Padcev is a first-in-class ADC directed against Nectin-4, a protein highly expressed on bladder cancer cells. It binds to Nectin-4-expressing cells before being internalized, releasing the cytotoxic agent monomethyl auristatin E (MMAE) inside the cell to trigger cell cycle arrest and programmed cell death. Keytruda, a PD-1 inhibitor, works through a distinct immune-checkpoint mechanism, helping restore T-cell activity against tumor cells. Combining the two gives the regimen dual mechanisms of action, targeted cytotoxicity through the ADC and immune-mediated tumor clearance through checkpoint inhibition, an approach BioPharm International has previously noted
How Does This Fit the Broader MIBC Treatment Picture?
MIBC accounts for roughly 30% of all bladder cancer cases, and even after cystectomy, approximately half of MIBC patients experience disease recurrence.

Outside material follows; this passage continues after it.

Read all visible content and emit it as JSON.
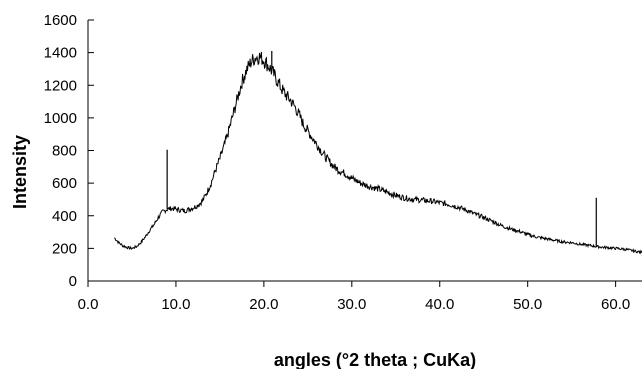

Standard treatment has long centered on cisplatin-based chemotherapy before surgery, but a meaningful share of patients are ineligible for cisplatin due to kidney function or other health factors, leaving them without a comparably effective standard option. This approval addresses that gap directly by extending the regimen to both cisplatin-eligible and cisplatin-ineligible populations under a single indication, following a Priority Review designation
What Happens Next?
Aamir Malik, executive vice president and chief U.S. commercial officer at Pfizer, said in a company accouncement that Padcev plus Keytruda has already established itself as the standard of care in first-line advanced bladder cancer, and the company is positioning this approval as extending that role into an earlier, potentially curative-intent setting. With the regimen now authorized across the full MIBC population regardless of cisplatin eligibility, the companies' focus shifts to broadening clinical adoption ahead of any competing platinum-free regimens that may enter later-stage development in the same setting.1
References
- U.S. FDA Approves PADCEV plus Keytruda as Neoadjuvant and Adjuvant Treatment for Muscle-Invasive Bladder Cancer Regardless of Cisplatin Eligibility. (2026 Jul 10). Pfizer.

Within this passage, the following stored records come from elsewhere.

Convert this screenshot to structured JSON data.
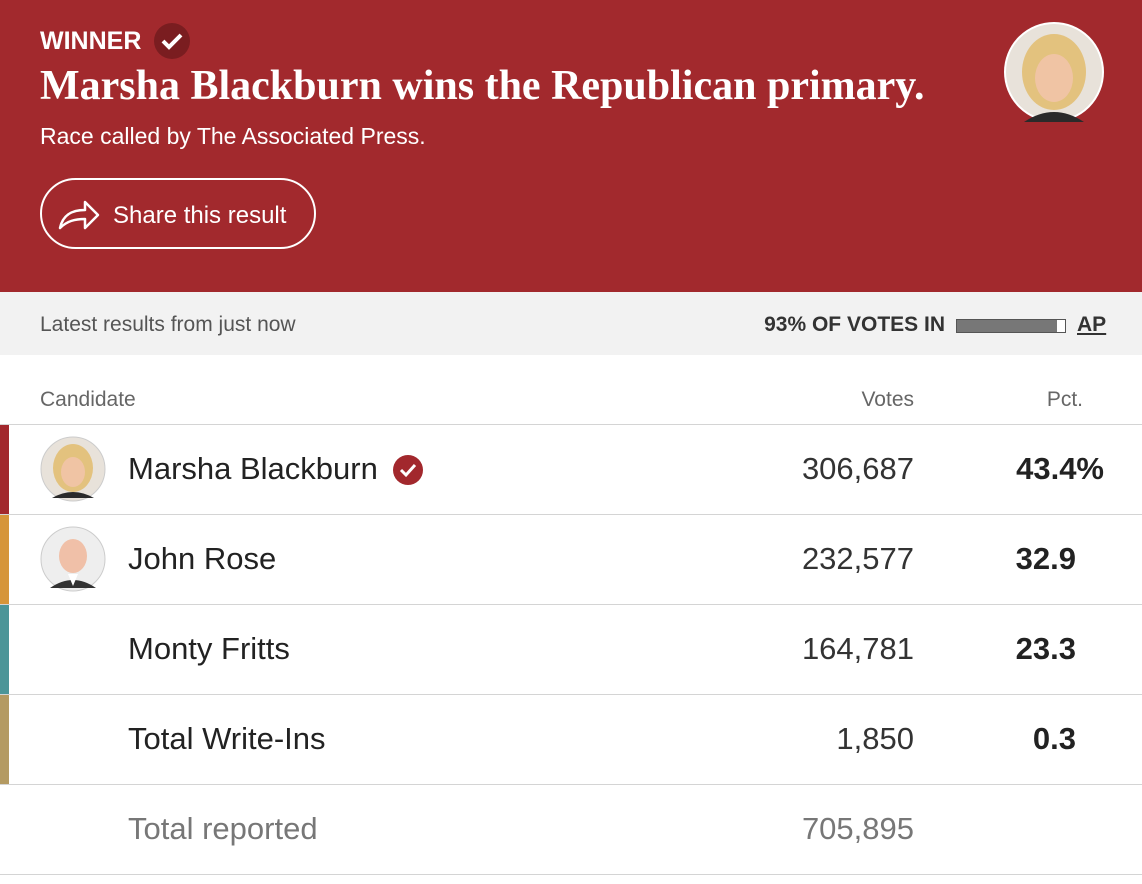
{
  "header": {
    "label": "WINNER",
    "title": "Marsha Blackburn wins the Republican primary.",
    "subtitle": "Race called by The Associated Press.",
    "share": "Share this result"
  },
  "status": {
    "latest": "Latest results from just now",
    "votes_in": {
      "value": 93,
      "label": "93% OF VOTES IN"
    },
    "source": "AP"
  },
  "table": {
    "columns": [
      "Candidate",
      "Votes",
      "Pct."
    ],
    "rows": [
      {
        "name": "Marsha Blackburn",
        "votes": "306,687",
        "pct": "43.4%",
        "color": "#a2282d"
      },
      {
        "name": "John Rose",
        "votes": "232,577",
        "pct": "32.9",
        "color": "#d6953a"
      },
      {
        "name": "Monty Fritts",
        "votes": "164,781",
        "pct": "23.3",
        "color": "#4c9598"
      },
      {
        "name": "Total Write-Ins",
        "votes": "1,850",
        "pct": "0.3",
        "color": "#b49a62"
      }
    ],
    "total": {
      "label": "Total reported",
      "votes": "705,895"
    }
  }
}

https://www.pfizer.com/news/press-release/press-release-detail/us-fda-approves-padcevr-plus-keytrudar-neoadjuvant-and - Galsky MD, et al. (2026 Mar 2). Neoadjuvant and adjuvant enfortumab vedotin (EV) plus pembrolizumab (pembro) for participants with muscle-invasive bladder cancer (MIBC) who are eligible for cisplatin: Randomized, open-label, phase 3 KEYNOTE-B15 study. J Clin Oncol.